Birds of Amber
by Abdel Meguid, Ibrahim
During the 1956 Suez War-or the Tripartite Aggression, as it is known in Egypt-life in Alexandria goes on. The railroad workers and their families live in the low-income housing of el-Masakin, along the Mahmudiya Canal, but some of them take us on forays into the other, cosmopolitan Alexandria, whose European denizens, mainly Greeks, Italians, and Jews are departing in droves. This spellbinding novel teems with memorable characters, not a few of whom are themselves storytellers: a budding novelist writing about el-Masakin and its eccentric denizens and about his own improbable love affair with a 12-year-old girl; a spice merchant dreaming of the bygone glory of his ancestors and their trade along the spice road, beginning on the Malabar Coast; a train guard who is a teller of very tall tales; and a would-be filmmaker trying to make a film showing what happened in Port Said during the war.

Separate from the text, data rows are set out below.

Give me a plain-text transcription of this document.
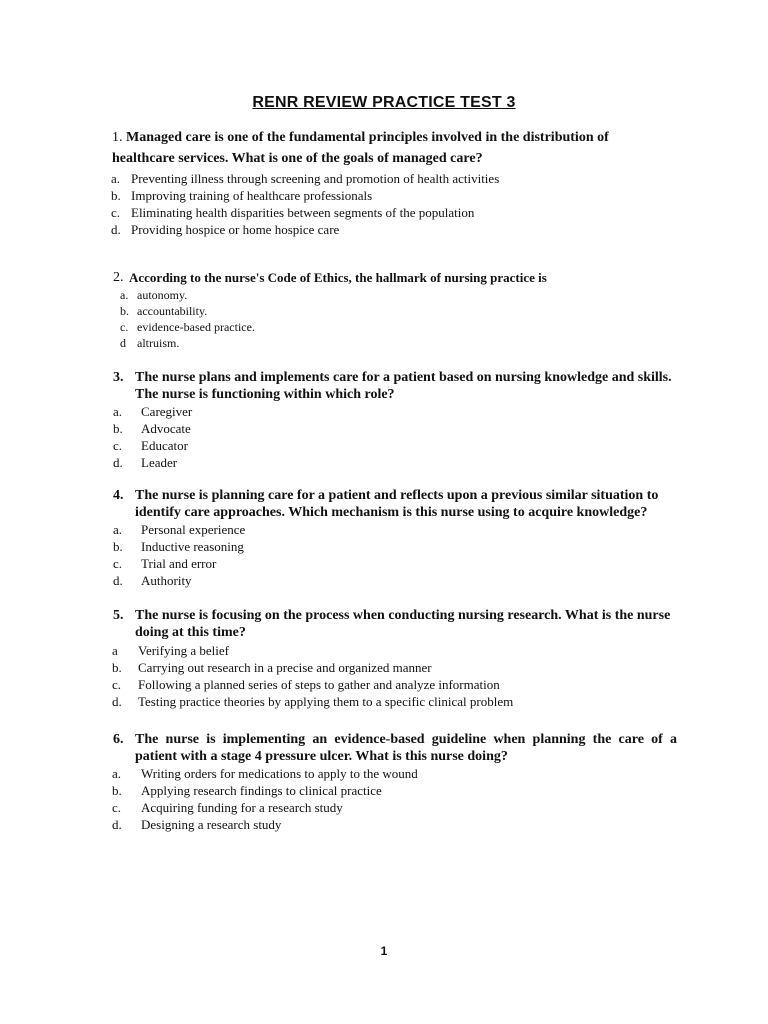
RENR REVIEW PRACTICE TEST 3
1. Managed care is one of the fundamental principles involved in the distribution of healthcare services. What is one of the goals of managed care?
a. Preventing illness through screening and promotion of health activities
b. Improving training of healthcare professionals
c. Eliminating health disparities between segments of the population
d. Providing hospice or home hospice care
2. According to the nurse's Code of Ethics, the hallmark of nursing practice is
a. autonomy.
b. accountability.
c. evidence-based practice.
d altruism.
3. The nurse plans and implements care for a patient based on nursing knowledge and skills. The nurse is functioning within which role?
a. Caregiver
b. Advocate
c. Educator
d. Leader
4. The nurse is planning care for a patient and reflects upon a previous similar situation to identify care approaches. Which mechanism is this nurse using to acquire knowledge?
a. Personal experience
b. Inductive reasoning
c. Trial and error
d. Authority
5. The nurse is focusing on the process when conducting nursing research. What is the nurse doing at this time?
a Verifying a belief
b. Carrying out research in a precise and organized manner
c. Following a planned series of steps to gather and analyze information
d. Testing practice theories by applying them to a specific clinical problem
6. The nurse is implementing an evidence-based guideline when planning the care of a patient with a stage 4 pressure ulcer. What is this nurse doing?
a. Writing orders for medications to apply to the wound
b. Applying research findings to clinical practice
c. Acquiring funding for a research study
d. Designing a research study
1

Then there is the cinema aficionado who plays Tarzan in real life along the Mahmudiya Canal; the young boy who leads a group of assorted crazies every afternoon to see ‘God’ at sunset; the singing nurse whose only dream is to perform on the radio; and Arabi, the young man who is in love with all things European, but especially with his employer, Katina the widowed Greek dressmaker. As in his earlier novel, No One Sleeps in Alexandria, Ibrahim Abdel Meguid here combines historical fact with fiction, and the mundane with the fantastical, to weave an engrossing, multilayered story of stories.